Copyright in Football: Is it Practicable?
A recent Freaknomics guest post commented on the practicability of copyright protection of football plays. In sum, the authors make the argument that because of the dynamism of football, and the barriers of entry for teams implementing innovative plays, copyright protection is impossible. While I agree with the arguments of the authors, one area that they do not discuss is the rationale behind copyright in the first place, to benefit from the protection in the form of making money.
Coaches at all levels of sports look to gain competitive advantage. One such way is to come up with innovative plays that the opposing coach cannot stop. If a coach were to copyright his plays, the protection secured would do little for the “author.” Presumably the reason the coach would look to copyright his plays is to protect them from other coaches using the plays, but another reason a coach would copyright his plays would be to gain financially from the licensing of these plays. Coaches may be willing to part with their innovations for a fee, but would they really want other coaches to know the exact routes of these plays? There seems to be little financial advantage to copyrighting football plays.
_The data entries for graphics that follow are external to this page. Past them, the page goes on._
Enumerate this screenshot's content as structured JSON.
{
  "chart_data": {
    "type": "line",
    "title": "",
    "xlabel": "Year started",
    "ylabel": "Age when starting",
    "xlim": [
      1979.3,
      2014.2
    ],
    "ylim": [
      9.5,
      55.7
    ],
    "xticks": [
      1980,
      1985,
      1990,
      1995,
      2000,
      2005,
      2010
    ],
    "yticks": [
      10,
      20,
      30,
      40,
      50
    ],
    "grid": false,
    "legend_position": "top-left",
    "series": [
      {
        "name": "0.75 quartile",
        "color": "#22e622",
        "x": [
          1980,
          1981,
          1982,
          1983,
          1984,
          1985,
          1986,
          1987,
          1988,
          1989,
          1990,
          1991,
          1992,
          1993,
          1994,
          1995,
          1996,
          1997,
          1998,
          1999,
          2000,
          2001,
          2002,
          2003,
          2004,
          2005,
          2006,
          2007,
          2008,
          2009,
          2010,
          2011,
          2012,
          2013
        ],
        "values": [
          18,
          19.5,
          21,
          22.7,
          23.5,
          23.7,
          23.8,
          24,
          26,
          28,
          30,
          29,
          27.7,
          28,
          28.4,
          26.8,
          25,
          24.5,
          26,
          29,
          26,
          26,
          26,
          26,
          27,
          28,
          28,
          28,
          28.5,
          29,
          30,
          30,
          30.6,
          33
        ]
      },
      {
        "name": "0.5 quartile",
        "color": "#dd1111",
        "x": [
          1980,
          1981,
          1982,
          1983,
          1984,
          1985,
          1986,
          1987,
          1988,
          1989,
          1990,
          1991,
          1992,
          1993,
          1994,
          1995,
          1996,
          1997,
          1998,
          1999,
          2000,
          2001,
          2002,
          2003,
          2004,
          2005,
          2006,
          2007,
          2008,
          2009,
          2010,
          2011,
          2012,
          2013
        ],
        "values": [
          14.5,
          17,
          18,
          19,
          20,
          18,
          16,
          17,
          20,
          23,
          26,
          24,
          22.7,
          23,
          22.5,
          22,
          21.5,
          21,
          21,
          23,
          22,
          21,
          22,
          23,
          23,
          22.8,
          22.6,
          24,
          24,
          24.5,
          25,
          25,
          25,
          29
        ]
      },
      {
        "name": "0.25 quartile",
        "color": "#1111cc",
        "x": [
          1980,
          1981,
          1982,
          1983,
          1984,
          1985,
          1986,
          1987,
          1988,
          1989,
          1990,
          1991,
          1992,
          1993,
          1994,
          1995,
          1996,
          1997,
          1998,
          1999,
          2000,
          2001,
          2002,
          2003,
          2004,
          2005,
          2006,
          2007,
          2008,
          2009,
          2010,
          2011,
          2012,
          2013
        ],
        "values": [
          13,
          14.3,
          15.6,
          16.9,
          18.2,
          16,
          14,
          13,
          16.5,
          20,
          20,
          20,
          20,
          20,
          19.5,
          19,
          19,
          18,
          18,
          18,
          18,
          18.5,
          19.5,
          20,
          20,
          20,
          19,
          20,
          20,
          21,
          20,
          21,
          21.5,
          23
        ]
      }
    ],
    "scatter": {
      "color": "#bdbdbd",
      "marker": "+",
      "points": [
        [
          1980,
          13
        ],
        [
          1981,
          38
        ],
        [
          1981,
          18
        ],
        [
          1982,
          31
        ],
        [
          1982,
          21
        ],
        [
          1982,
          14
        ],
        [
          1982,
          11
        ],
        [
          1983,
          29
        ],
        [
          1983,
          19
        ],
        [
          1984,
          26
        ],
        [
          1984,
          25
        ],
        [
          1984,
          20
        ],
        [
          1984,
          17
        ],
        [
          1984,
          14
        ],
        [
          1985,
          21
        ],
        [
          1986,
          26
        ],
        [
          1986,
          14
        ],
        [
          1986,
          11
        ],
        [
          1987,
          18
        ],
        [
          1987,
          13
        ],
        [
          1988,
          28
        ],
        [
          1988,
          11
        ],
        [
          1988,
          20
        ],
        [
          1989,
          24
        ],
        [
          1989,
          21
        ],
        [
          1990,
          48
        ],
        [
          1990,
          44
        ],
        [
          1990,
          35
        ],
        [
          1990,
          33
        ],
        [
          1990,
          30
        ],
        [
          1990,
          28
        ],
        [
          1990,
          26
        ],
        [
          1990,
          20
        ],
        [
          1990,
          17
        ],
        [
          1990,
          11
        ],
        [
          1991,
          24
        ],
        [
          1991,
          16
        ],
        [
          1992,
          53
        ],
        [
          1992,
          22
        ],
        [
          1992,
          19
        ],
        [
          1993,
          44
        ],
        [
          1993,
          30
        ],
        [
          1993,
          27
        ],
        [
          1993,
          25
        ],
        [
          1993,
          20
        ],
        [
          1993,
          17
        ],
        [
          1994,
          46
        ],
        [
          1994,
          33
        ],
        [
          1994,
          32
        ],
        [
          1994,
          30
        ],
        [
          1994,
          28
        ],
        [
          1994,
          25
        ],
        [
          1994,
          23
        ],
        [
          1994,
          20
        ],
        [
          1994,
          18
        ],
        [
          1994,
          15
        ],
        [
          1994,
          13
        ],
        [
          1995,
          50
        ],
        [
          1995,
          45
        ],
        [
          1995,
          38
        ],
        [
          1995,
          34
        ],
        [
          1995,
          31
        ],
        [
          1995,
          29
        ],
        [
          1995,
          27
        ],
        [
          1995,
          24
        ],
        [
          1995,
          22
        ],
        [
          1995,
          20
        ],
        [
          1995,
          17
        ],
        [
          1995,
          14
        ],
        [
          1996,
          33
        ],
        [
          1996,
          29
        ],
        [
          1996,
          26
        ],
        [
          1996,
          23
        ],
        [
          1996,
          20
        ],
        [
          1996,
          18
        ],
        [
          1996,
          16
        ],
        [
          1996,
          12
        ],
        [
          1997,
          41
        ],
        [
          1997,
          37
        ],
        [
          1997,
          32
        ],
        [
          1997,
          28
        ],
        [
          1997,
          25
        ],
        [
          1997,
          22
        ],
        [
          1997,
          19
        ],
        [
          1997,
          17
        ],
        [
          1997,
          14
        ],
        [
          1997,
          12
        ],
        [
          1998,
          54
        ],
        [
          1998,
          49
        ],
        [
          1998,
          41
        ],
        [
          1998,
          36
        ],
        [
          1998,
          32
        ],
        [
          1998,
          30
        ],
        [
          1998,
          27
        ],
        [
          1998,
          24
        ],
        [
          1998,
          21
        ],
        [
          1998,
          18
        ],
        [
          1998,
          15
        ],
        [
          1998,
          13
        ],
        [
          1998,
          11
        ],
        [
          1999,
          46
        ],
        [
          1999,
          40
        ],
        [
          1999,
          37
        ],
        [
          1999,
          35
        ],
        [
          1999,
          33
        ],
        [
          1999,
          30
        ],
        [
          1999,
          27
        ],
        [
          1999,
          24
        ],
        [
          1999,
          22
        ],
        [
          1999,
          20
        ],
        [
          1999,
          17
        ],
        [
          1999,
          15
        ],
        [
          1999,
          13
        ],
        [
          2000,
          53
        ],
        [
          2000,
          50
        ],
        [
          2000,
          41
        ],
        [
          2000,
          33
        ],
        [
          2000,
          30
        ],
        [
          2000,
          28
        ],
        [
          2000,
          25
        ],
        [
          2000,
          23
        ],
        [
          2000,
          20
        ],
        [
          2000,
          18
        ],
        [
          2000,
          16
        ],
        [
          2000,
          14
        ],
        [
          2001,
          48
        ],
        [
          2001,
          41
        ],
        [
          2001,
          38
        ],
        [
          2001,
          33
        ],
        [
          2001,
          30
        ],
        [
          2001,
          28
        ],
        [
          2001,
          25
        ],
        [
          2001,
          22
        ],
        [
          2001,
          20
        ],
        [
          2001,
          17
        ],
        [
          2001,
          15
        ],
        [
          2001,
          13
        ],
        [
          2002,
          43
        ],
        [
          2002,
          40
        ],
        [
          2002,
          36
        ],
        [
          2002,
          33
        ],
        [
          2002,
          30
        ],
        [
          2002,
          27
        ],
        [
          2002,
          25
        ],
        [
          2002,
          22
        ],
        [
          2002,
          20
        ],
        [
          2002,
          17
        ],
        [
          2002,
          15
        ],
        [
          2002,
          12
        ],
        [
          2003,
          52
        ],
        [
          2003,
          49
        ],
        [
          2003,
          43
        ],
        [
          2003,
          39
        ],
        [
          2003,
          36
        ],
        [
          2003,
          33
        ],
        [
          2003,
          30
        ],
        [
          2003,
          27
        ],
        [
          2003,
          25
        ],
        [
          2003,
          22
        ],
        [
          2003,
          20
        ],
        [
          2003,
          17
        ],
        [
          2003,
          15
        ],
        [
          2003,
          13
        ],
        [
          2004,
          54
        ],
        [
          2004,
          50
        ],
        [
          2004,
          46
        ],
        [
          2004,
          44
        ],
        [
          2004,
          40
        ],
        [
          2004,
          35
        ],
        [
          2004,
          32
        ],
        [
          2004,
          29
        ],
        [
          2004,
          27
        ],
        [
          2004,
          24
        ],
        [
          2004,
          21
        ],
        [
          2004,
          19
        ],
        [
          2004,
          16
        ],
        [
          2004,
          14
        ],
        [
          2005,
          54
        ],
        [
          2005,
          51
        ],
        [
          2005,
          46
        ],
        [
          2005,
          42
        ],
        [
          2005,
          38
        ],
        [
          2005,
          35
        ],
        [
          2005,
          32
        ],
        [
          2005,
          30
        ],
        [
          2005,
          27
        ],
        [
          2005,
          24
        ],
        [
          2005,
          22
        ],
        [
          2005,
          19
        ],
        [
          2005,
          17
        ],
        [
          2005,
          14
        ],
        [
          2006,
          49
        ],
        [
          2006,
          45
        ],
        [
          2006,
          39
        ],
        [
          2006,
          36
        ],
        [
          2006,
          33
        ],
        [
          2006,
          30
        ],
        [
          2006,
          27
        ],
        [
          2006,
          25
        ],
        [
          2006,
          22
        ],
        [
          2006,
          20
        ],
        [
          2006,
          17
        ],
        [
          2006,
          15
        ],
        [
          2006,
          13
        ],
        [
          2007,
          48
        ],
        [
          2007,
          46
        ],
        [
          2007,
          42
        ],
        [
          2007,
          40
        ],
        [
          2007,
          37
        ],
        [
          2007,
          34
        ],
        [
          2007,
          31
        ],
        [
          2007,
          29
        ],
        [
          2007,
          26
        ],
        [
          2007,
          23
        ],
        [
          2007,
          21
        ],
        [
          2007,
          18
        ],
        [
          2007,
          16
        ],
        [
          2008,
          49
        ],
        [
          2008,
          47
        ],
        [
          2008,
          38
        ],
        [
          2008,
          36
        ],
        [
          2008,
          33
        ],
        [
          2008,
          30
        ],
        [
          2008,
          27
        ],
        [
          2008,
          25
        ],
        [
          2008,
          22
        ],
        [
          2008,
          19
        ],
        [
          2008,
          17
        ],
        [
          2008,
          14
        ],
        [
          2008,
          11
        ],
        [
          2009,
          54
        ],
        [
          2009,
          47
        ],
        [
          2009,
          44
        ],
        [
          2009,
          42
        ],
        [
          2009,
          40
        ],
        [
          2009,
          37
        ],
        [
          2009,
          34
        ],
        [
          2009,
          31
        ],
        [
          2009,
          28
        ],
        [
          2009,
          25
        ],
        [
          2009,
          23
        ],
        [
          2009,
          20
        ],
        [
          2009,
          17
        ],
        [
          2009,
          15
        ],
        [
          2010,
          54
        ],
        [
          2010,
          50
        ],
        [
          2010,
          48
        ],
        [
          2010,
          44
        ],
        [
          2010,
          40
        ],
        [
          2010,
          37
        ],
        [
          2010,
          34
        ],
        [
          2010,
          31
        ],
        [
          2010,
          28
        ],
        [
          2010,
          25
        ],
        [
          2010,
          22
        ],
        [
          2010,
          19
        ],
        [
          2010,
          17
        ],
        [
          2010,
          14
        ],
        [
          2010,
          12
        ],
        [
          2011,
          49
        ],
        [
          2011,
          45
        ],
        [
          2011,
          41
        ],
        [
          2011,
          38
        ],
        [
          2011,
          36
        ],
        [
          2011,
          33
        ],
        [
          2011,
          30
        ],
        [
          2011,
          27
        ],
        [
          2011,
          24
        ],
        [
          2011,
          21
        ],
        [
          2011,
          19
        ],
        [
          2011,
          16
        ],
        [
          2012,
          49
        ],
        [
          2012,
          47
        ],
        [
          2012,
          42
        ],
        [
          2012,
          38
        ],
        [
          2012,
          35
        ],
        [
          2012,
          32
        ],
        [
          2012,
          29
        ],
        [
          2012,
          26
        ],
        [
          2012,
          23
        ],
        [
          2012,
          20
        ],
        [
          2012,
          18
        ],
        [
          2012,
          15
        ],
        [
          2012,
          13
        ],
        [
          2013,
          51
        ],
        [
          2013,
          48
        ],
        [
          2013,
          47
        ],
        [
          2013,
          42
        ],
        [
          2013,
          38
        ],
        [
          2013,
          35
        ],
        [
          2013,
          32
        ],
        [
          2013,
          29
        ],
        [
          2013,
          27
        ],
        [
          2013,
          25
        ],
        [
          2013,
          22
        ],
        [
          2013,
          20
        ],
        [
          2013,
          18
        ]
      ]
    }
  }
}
One area of law coaches could exploit would be trade secret law. Coaches could require their coordinators to sign confidentiality agreements requiring them to keep the offensive scheme secret. Like other trade secret subject matter, the play could be reversed engineered without penalty. But if the coach did hope to protect his innovations, it would at least allow a modicum of protection at least until the play is used in a game.
Certainly copyright law is not just simply based on money, but it’s a pretty big factor. As the authors point out, football coaches have the obligation to innovate in spite of copyright protection because if they don’t, they will lose their job for their inability to win games. Copyright law is not appropriate for all forms of creative expression, but sports play creation could potentially be a copyrightable expression. However, due to the competitive drive of coaches and sports teams, it seems highly unlikely that their drive to win and innovate regardless of protection will ever be less than any desire to gain financially from gaining protection of their plays.